Published: November 1, 2016

Pride and privilege

We have an unusual privilege. To meet and quickly enter the lives of our patients in their time of need. To interact humanely and to understand their pain and fear and guide them to a better place.


Gregory W. Randolph, MD AAO-HNS/F Past PresidentGregory W. Randolph, MD
AAO-HNS/F Past President
Surgeons must be very careful
When they take the knife!
Underneath their fine incisions
Stirs the Culprit—Life!
—Emily Dickinson, 1859

We have an unusual privilege. To meet and quickly enter the lives of our patients in their time of need. To interact humanely and to understand their pain and fear and guide them to a better place. I was always interested in biology, but my thoughts did not turn to medicine until my father’s health downturn late in life.

We each find our path to this human calling. Most days after clinic as I drive home I realize I have entered into the lives of multiple people. For many of these individuals and families our interaction is of lifelong significance. This meaning, this significance, is more important than money and time. We do this work because it celebrates both hand and mind. We do this to move toward the perfect surgical offering realizing we can never get there. We do this because it honors our patients. We do this to be the best we can be.

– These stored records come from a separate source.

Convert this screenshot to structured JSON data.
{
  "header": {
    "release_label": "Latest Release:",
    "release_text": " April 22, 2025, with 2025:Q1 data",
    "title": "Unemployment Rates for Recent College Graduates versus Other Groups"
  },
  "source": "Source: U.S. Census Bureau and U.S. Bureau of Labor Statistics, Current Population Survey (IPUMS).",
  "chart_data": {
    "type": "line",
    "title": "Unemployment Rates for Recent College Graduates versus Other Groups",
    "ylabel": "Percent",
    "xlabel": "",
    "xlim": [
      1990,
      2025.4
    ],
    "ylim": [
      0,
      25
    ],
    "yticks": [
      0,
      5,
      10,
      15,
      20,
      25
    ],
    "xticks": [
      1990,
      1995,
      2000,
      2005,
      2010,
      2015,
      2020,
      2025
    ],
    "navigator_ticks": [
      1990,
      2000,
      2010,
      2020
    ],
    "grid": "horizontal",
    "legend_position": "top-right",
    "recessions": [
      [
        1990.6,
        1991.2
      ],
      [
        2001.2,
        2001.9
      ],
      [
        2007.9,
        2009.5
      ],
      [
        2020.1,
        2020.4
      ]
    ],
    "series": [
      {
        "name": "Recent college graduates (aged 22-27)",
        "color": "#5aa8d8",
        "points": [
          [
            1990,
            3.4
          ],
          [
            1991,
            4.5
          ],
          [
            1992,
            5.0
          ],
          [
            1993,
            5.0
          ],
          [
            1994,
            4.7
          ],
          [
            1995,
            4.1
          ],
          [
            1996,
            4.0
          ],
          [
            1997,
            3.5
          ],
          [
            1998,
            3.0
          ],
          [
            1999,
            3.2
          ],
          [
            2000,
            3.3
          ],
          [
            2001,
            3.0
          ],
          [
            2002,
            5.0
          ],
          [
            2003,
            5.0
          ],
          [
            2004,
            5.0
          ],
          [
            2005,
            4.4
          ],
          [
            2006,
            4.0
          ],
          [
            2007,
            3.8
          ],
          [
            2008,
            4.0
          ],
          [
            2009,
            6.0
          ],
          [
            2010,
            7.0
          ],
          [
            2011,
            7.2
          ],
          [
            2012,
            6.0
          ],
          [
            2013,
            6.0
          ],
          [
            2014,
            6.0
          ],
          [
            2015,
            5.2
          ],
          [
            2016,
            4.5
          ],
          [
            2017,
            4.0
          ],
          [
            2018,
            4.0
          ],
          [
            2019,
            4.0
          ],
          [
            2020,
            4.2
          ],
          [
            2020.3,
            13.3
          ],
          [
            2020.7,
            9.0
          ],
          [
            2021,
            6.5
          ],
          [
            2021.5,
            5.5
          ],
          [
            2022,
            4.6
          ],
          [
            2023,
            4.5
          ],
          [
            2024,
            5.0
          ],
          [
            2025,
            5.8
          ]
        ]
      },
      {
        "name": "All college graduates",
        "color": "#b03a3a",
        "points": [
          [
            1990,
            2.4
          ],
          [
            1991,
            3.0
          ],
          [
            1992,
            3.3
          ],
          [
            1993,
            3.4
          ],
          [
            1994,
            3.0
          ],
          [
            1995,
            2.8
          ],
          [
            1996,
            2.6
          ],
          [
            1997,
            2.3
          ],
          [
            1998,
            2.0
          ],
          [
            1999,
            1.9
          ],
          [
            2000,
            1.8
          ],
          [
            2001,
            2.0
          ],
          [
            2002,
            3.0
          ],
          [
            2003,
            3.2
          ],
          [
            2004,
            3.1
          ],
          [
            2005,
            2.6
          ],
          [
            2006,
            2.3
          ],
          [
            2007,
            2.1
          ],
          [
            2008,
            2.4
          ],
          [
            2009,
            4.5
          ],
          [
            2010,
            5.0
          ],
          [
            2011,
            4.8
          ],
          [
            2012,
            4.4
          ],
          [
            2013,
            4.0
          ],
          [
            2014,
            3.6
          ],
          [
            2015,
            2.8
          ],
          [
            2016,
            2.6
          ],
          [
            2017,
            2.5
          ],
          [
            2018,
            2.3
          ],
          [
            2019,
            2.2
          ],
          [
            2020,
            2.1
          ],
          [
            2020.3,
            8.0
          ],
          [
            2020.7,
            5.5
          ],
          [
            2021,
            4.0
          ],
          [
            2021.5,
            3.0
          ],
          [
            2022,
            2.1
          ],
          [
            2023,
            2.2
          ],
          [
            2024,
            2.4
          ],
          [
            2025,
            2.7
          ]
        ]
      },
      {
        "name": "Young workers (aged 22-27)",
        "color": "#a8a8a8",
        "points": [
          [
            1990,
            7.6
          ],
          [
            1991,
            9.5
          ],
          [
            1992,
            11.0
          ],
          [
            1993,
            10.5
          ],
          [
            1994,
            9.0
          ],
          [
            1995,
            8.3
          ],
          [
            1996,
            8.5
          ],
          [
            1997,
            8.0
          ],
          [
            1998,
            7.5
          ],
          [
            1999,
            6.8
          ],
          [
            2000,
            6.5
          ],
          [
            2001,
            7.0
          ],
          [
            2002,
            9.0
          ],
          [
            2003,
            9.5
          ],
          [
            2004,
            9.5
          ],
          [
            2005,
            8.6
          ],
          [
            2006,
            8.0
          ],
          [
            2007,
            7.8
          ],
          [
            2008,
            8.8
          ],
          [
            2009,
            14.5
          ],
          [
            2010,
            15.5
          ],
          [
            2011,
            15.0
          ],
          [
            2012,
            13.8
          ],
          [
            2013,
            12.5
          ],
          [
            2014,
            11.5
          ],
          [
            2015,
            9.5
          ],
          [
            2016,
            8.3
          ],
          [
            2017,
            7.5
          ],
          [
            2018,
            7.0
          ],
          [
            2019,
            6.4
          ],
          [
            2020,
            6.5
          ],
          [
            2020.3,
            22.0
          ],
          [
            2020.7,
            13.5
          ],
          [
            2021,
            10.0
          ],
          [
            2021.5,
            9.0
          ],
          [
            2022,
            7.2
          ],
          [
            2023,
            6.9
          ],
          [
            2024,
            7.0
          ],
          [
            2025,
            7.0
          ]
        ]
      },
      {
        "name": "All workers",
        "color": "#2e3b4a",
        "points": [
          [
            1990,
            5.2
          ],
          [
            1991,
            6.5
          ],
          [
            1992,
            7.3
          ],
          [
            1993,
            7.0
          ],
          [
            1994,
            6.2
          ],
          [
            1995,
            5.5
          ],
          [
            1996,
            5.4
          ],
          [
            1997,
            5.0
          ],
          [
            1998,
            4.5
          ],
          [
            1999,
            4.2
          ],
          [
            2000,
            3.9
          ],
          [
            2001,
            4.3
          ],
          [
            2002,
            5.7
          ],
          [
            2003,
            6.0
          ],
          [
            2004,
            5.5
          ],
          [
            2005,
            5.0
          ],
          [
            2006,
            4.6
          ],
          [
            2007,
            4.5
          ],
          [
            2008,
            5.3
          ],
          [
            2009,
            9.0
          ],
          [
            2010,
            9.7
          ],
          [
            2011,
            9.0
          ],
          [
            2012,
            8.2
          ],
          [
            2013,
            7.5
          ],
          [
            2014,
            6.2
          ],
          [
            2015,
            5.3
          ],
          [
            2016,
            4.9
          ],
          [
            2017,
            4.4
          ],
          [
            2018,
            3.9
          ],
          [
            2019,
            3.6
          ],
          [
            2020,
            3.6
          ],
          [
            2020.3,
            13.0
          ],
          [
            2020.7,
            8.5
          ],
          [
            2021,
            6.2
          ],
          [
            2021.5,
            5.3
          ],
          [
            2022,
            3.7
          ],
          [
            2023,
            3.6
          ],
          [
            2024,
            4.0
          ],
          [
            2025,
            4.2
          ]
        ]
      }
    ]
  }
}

The distractions and the Academy

The pride in doing something as perfectly as one can is the daily conduct of the surgeon. There are difficulties: inadequate staffing, time constraints, burdensome paperwork, excessive regulation and legislation, an evolving army of surrogate “patient advocates,” and inadequate and uninformed reimbursement. These issues must not be allowed to alter the importance of our work in the care of our fellow humans. For these other distractions, let the American Academy of Otolaryngology—Head and Neck Surgery help. This is why the Academy exists. Here are just three ways you can benefit:

Complications and Regent

When we operate, we will from time to time have complications and “less than optimal outcomes.” I have explained to my residents and fellows that if you are human and treating humans, you will have complications. The commitment to the patient is to learn from this complication. This is not just our surgical foundation, but how we understand ourselves as human beings and as partners with our patients. A Spanish proverb reads: “There is no better surgeon than a man with many scars.”

Our commitment is to do better the next day, to improve. Regent makes this possible in very real terms. Regent allows us to gather data to define our performance and to endeavor to improve the surgical care we offer each day—to exactly determine the outcome of what we do and to do so within our community of otolaryngology. With Regent we can all learn together. Regent will help us to educate ourselves to be better the next time in the OR!

Leadership

Surgeons are leaders and can provide insight into disease processes. James Berry, an early surgeon anatomist, said in 1887 of the structure subsequently named after him, the ligament of Berry: “I have noticed in operations of this kind, which I’ve seen performed by others upon the living and in a number of excisions which I have myself performed on the dead body that most of the difficulty in the separation of the tumor has occurred in the region of these ligaments … This difficulty I believe to be a very frequent source of that accident which so commonly occurs in the removal of goiter, I mean division of the recurrent laryngeal nerve.”

In 1938, Frank Lahey, an early American thyroid surgeon, said of the recurrent laryngeal nerve, which was previously felt to be too fragile for surgical dissection and therefore should not be dissected, “careful dissection would not increase but definitely decrease the number of injuries to the recurrent laryngeal nerves.” He wrote further that “I am convinced that the best management of RLN injuries is of the preventative character.”

Join me in our Academy work, collaboratively with one unified otolaryngology voice, strengthened and focused through its mission and service. The turbulence ahead provides an opportunity to defend our right to improve the quality of our care, to come together reaching beyond the familiar, and to open ourselves to new understandings. We were not second to the moon—this is our time!